Los malos entendidos, sobre todo, eran interpretados por aquel tiempo como expresiones de un humor negro propio de la poética ionesquiana, representativos de lo que se pregonaba como una falta de sentido en la existencia humana. Hoy, a la luz de los acontecimientos que vive el mundo y la expansión de la mentira como arma principal del aparato de seducción comunicacional en el capitalismo, esos diálogos se parecen cada vez más a los de quienes en la sociedad actual reclaman regularmente por sus problemas y su situación es negada en las respuestas de los funcionarios como si no existieran. Todo dicho fingiendo amabilidad y una supuesta buena voluntad de estar haciendo lo mejor para ellos. Esa hipocresía mendaz, institucionalizada tanto en la publicidad como en los discursos del poder, produce, precisamente, además de impotencia, la amenazante sensación de que nos están llevando al abismo sin que nuestros esfuerzos por impedirlo resulten por ahora eficaces. Esa proyección tiene o podría tener, en muchas otras tal vez, el texto de Griselda Gambaro para estos días.

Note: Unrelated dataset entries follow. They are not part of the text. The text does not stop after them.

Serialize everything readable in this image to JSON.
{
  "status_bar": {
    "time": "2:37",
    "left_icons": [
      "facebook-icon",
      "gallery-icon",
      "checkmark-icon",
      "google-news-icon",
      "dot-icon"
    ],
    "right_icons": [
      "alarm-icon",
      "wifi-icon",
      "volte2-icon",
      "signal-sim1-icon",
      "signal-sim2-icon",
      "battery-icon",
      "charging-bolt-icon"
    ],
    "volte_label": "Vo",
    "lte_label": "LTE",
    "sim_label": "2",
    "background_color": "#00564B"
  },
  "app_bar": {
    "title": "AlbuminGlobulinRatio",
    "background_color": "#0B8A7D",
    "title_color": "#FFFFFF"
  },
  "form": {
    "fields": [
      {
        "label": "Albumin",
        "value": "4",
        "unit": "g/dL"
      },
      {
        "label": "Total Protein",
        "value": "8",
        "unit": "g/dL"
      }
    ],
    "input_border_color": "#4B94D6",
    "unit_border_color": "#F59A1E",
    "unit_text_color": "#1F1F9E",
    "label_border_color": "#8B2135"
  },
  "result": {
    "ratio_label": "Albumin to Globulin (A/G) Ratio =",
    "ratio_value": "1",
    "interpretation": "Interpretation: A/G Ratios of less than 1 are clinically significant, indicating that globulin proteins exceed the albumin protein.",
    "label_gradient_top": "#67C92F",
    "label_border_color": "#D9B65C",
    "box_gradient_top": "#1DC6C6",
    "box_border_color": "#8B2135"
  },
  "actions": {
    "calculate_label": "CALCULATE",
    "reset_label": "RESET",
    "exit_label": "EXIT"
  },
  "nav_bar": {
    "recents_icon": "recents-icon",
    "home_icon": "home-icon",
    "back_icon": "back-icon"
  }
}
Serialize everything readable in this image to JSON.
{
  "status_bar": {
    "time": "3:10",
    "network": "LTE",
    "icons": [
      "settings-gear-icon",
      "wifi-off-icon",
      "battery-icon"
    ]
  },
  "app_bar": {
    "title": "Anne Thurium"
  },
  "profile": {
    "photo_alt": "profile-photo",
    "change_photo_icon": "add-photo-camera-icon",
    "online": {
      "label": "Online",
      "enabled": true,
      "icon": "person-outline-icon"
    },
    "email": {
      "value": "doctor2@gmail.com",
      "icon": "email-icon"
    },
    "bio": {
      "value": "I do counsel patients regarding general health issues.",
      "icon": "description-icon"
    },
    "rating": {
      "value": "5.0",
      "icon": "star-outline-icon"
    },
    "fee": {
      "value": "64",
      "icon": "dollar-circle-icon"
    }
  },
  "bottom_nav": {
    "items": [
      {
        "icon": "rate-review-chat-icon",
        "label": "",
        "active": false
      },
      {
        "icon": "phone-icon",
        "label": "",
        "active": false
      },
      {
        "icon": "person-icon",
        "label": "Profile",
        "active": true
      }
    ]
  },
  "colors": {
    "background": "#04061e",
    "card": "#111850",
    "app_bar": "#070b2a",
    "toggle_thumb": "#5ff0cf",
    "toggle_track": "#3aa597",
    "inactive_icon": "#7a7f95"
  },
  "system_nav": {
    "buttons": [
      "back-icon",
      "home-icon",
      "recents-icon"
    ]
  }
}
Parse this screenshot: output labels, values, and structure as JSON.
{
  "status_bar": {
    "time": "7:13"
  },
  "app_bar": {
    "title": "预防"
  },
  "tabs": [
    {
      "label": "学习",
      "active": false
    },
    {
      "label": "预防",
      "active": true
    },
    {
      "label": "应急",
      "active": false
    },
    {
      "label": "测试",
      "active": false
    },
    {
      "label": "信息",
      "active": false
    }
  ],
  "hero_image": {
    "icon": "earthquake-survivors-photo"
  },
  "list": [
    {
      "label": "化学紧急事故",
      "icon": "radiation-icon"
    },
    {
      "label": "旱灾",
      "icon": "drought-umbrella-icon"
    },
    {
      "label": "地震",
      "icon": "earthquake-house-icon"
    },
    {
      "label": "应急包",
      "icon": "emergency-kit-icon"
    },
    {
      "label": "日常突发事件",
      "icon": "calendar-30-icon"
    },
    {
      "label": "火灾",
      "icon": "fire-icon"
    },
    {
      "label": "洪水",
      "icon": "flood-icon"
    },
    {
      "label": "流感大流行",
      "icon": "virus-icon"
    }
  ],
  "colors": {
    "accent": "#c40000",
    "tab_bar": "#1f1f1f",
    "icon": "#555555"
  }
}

La puesta, muy sencilla, se desarrolla en un espacio con una silla para que se siente el detenido, detrás del cual hay varias cortinas oscuras. Ese ambiente está iluminado para dar un clima opresivo a la situación. Pero lo que falla en esta versión es el estilo actoral, pensada muy a la medida de aquella primera lectura que privilegiaba los gestos excesivos y muy a tono con el teatro del absurdo. Esto se nota especialmente en el ujier, que se la pasa haciendo morisquetas todo tipo, que no vienen mucho a cuento. Ese rasgo esta atenuado en el funcionario, que encarna con sus sonrisas permanentes una figura más amable y por lo tanto más peligrosa por lo creíble. En cuanto al tercer actor, su composición es floja, no refleja los distintos estados de credibilidad, temor y hasta desesperación por los que pasa a su desorientado personaje. En una tradición donde ha habido tantas buenas versiones de la obra, esta exhumación de su texto no aporta casi nada.